Partners make their decisons on a variety of factors, such as general reputation, the firm’s ability to support his or her business, a firm’s capacity to allow him or her to grow his or her business, such as because of a larger geographical footprint and to no great surprise, an elvation of status — not equity or non-equity – but rather elvation to practice group leader, office head or membership in the firm’s management.
A completely surprising phenomenon is a general indifference by laterals in conducting any due diligence of a firm whose offer the candidate is considering. In my two decades of experience, being involved in literally hundreds of partners moving laterally, I have seen individual candidates or small practice groups ask for any financial disclosure fewer than a dozen times.

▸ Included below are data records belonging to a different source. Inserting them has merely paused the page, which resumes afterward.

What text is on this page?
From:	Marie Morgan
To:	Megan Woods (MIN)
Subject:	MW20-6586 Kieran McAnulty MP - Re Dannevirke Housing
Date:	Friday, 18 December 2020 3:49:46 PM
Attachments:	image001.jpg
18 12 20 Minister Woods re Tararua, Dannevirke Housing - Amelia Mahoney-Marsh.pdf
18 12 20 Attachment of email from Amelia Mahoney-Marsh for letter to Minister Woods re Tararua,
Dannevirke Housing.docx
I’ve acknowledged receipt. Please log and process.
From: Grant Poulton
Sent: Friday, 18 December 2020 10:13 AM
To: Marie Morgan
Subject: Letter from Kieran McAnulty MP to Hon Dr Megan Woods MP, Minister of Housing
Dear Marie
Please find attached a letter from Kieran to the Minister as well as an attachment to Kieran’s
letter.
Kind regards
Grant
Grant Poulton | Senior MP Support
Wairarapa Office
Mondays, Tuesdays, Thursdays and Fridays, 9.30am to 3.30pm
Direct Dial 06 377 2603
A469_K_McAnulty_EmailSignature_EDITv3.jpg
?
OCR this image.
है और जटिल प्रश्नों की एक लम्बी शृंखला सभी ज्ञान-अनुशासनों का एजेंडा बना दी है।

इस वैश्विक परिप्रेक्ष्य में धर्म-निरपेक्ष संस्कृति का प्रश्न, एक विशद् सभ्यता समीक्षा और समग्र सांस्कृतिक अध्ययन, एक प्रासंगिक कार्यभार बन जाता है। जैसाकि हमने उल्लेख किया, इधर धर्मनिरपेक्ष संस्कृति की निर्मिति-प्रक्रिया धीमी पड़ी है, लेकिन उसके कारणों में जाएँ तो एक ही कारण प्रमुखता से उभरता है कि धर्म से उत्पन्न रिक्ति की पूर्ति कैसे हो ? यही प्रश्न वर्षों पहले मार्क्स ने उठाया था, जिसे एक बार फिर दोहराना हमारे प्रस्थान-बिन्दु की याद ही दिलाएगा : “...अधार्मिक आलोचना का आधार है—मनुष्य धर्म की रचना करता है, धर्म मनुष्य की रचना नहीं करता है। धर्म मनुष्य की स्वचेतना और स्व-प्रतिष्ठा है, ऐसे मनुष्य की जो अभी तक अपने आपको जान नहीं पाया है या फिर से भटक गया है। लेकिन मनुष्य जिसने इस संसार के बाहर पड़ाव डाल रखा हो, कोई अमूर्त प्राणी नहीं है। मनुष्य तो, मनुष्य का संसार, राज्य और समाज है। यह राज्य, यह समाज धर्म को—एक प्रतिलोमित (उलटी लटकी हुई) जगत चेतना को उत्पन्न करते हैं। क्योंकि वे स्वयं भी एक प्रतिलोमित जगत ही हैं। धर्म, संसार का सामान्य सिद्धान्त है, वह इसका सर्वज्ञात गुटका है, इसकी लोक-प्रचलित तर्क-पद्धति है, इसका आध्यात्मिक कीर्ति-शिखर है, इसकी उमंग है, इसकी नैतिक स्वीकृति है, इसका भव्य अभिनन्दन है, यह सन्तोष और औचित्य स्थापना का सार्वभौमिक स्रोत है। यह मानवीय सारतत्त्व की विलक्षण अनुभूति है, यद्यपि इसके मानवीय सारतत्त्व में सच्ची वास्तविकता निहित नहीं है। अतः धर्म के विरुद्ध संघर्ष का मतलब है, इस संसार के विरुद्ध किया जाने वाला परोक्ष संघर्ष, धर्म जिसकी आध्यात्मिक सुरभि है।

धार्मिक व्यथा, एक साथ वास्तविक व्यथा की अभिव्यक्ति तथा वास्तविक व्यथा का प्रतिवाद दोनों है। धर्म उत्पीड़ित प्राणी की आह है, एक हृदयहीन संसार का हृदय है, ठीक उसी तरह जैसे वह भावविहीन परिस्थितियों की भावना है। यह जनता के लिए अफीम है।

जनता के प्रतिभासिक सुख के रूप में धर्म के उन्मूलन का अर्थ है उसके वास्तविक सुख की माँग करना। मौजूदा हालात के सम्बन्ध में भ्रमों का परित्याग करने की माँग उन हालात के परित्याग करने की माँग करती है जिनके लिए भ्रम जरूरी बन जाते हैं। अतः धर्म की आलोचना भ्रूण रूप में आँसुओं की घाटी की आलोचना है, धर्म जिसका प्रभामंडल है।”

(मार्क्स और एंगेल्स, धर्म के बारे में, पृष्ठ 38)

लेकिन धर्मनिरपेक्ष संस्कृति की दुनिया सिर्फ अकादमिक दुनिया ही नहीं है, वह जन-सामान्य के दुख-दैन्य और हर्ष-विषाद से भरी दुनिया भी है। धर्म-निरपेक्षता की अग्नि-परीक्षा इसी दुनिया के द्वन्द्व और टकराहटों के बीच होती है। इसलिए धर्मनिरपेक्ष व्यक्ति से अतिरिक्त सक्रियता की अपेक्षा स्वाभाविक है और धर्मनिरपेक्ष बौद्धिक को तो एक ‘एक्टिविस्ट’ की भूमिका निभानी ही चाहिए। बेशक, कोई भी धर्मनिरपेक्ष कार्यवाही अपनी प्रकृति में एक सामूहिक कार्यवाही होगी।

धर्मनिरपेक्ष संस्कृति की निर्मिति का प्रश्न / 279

Large acquisitions or firm mergers of consequence, on the other hand, do uniformly involve a great deal of due diligence and exchanges of information. In these instances, both sides are typically advised by professionals. Again, the AmLaw reports play absolutely no material role, with the sole exception of instances when a combination of consequece will elevate the combined firm in the rankings.
I have also seen managing partners make some rather odd decisions in acquiring laterals, which actually are AmLaw driven. For example, some firms will not take on laterals, particularly practice groups during the fourth quarter and sometimes third quarter, because the “ramp up” period — the period during which compensation is paid and work performed is not yet generated in to revenue. The decision not to mak any lateral hires during the third or fourth quarter is completely AmLaw ranking driven, since PPP will necesarily decline as the firm makes the investment in the lateral acquisition and without reference to the long term benefit to the law firm.
The dynamic of clients retaining law firms has undergone radical changes in the last two years. Clients now make decisions based on, among other things, responses to RFP’s, proposed Alternative Fee Arrangements, Convergence, value billing proposals and ACC Value Index ratings. I would be somewhat surprised if the US News rankings will play a material role, other than perhaps in law firm marketing efforts and a less than material role in client decisions. We are in a barve new world. http://kowalskiandassociatesblog.com/2010/03/31/alternative-fee-arrangements-a-primer/
Again I do commend you for opening up important issues to a broad and much needed public discourse on significant issues.
Thanks for your comment and continuing interest. My point about the Am Law rankings — based on 30 years in a big firm — is that the PPP metric itself has increasingly driven internal firm decisions. Your observations about some of the “odd decisions” firms make in acquiring laterals seem to reinforce that view. I accept your point that most potential lateral partners are more interested in what they will be making than in a firm’s overall ranking. In the end, what a firm thinks it can afford to pay will likely depend significantly on its overall profitability.